The S segment consists of 1953 bases, of which 1287 (starting at position 43) code for the nucleocapsid protein. In addition, a second 192-base open reading frame occurs in the middle of this sequence (starting at position 122), as in several other hantaviruses. Among three specimens of O. couesi, the sequence in this segment differed by only 1%, and all changes were silent mutations. The amino acids of the S segment differ by 7 to 10% from those of the related hantaviruses Bayou virus (BAYV; from the marsh rice rat, Oryzomys palustris), Catacamas virus (CATV; from a Honduras population of Oryzomys couesi), and Black Creek Canal virus (BCCV; from the hispid cotton rat, Sigmodon hispidus). The nucleotide sequence differs by 24% from those viruses.

Among 1537-base fragments of the sequence of the M segment, several variable sites were observed, including some non-silent mutations. The sequence differs by 8 to 10% from BAYV, CATV, and BCCV in terms of amino acids and by 22% in terms of nucleotides.

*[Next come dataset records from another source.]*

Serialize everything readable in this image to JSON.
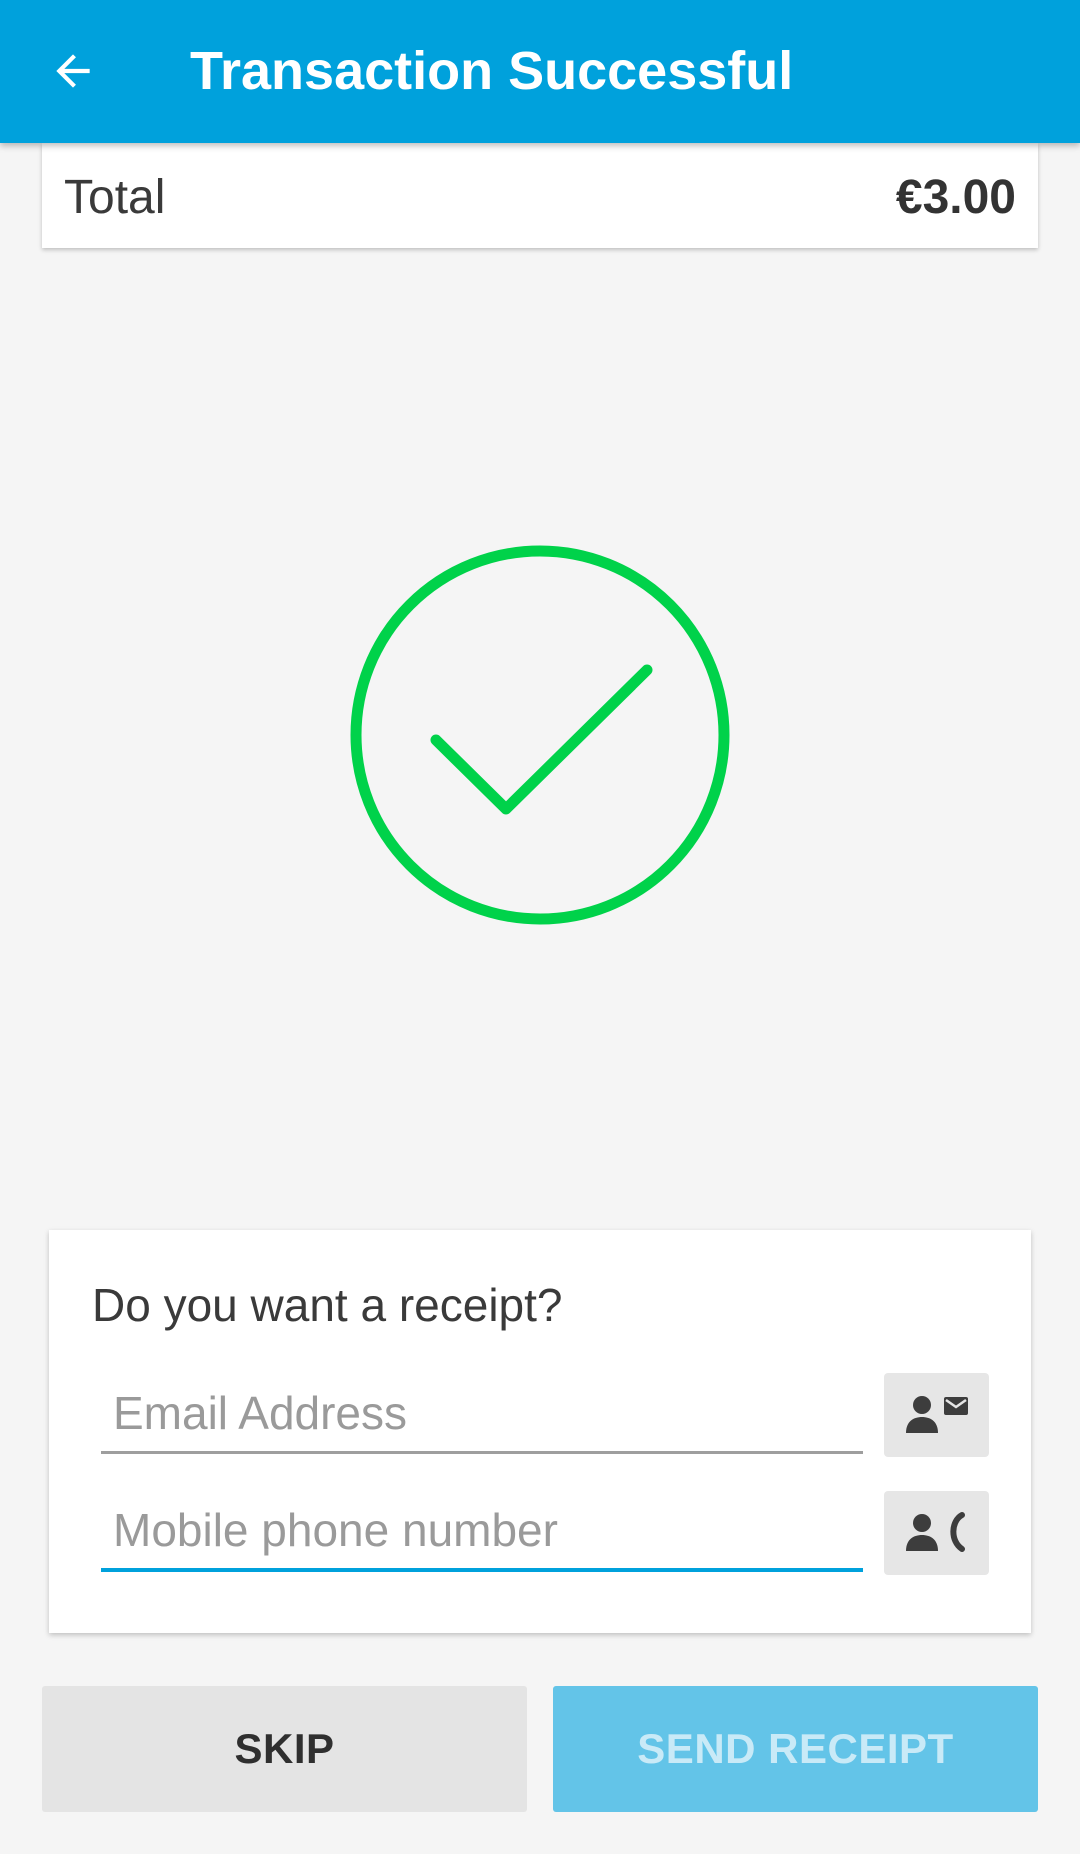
{
  "appbar": {
    "title": "Transaction Successful",
    "back_icon": "arrow-back-icon",
    "background_color": "#00a1dc"
  },
  "total": {
    "label": "Total",
    "amount": "€3.00"
  },
  "status": {
    "icon": "check-circle-icon",
    "color": "#00d24a"
  },
  "receipt": {
    "title": "Do you want a receipt?",
    "email_placeholder": "Email Address",
    "email_value": "",
    "email_contact_icon": "contact-mail-icon",
    "phone_placeholder": "Mobile phone number",
    "phone_value": "",
    "phone_contact_icon": "contact-phone-icon",
    "active_field_color": "#00a1dc"
  },
  "actions": {
    "skip_label": "SKIP",
    "send_label": "SEND RECEIPT",
    "send_color": "#63c4e8"
  }
}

===Epidemiology and effects===
Because OROV occurs frequently in Oryzomys couesi, Chu and colleagues suggested that it is the primary host of the virus and that infections in Sigmodon mascotensis are the result of spillover between these two rodent species, which occur closely together. Hantavirus pulmonary syndrome, the disease caused by hantaviruses such as Sin Nombre virus, has never been reported in Mexico, but antibodies against hantaviruses have been found in human blood samples in Yucatán and various wild rodents are known to be reservoirs of hantavirus species. Thus, there is a potential risk of OROV infection in humans. Before the discovery of OROV, one hantavirus species had been identified in Mexico—El Moro Canyon virus from the small rodent Reithrodontomys megalotis.

===Relationships===
According to phylogenetic analyses based on the sequences of both the S and M segments, OROV is most closely related to the clade formed by BAYV, CATV, BCCV, and Muleshoe virus (MUL; from the hispid cotton rat). In 2009, Piet Maes and colleagues proposed that the closely related BAYV, BCCV, and MUL be united into a single species. Chu and colleagues were surprised to find that the same species, Oryzomys couesi, harbored different viruses (OROV and CATV), though noted that the subspecies infected by the two viruses were different. In 2010, Delton Hanson and colleagues suggested on the basis of various lines of evidence, including the presence of different hantaviruses, that western Mexican populations of Oryzomys couesi represent a different species, Oryzomys mexicanus.